Alex Massie Alex Massie

Hibernian Woe

As Iain Martin notes, it didn’t take Labour long to welcome the news that the Irish economy shrank by 1.2% last quarter*. Welcome isn’t quite how they put it but since Irish economic pain is a weapon with which the opposition can attack the coalition, Irish misery is a price worth paying so Ed Balls can feel vindicated.

At least those who think fiscal restraint is needed at times such as these and who were perhaps too quick to welcome last quarter’s healthy growth in Ireland can say they want to see Ireland do well.

In truth, both sides of the British (and for that matter American) debate are too fond of treating the Irish as though they were nothing more than tiny lab rats subjected to a series of interesting economic experiments. How useful those experiments are, however, is a moot point since a) Ireland was particularly vulnerable to the kind of perfect economic hurricane that hit it and b) even though times are bleak now it’s not at all obvious that they’d be better if only the government had decided to keep spending (money it doesn’t have) to “promote growth”.

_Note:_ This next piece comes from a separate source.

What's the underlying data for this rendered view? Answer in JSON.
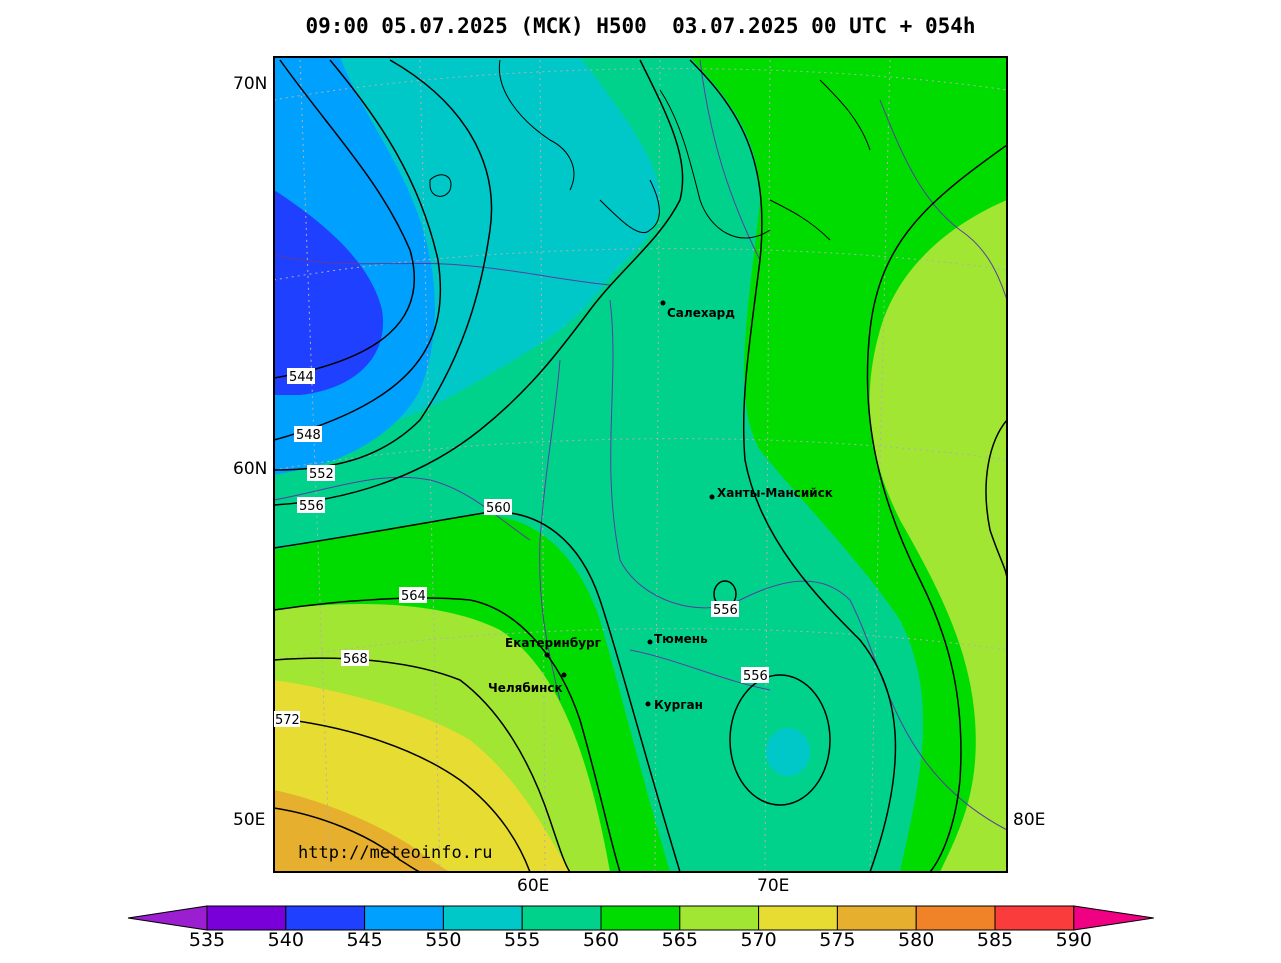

This is a terrible crisis for Ireland and one with abundant parallels with the misery of the 1980s. Then too national debt soared to 118% of national income, 33% of tax receipts were spent on debt interest, unemployment touched 18% and one of Ireland’s chief exports was, yet again, its people. In 1987 the spread between Irish and German three-month money rates was 10% while the spread on 10 year bonds was 700 points. (At the moment, by contrast, it is 417 points.)

So in that sense Ireland has been here before. Perhaps this is the reality and the boom was just a blip? One hopes not.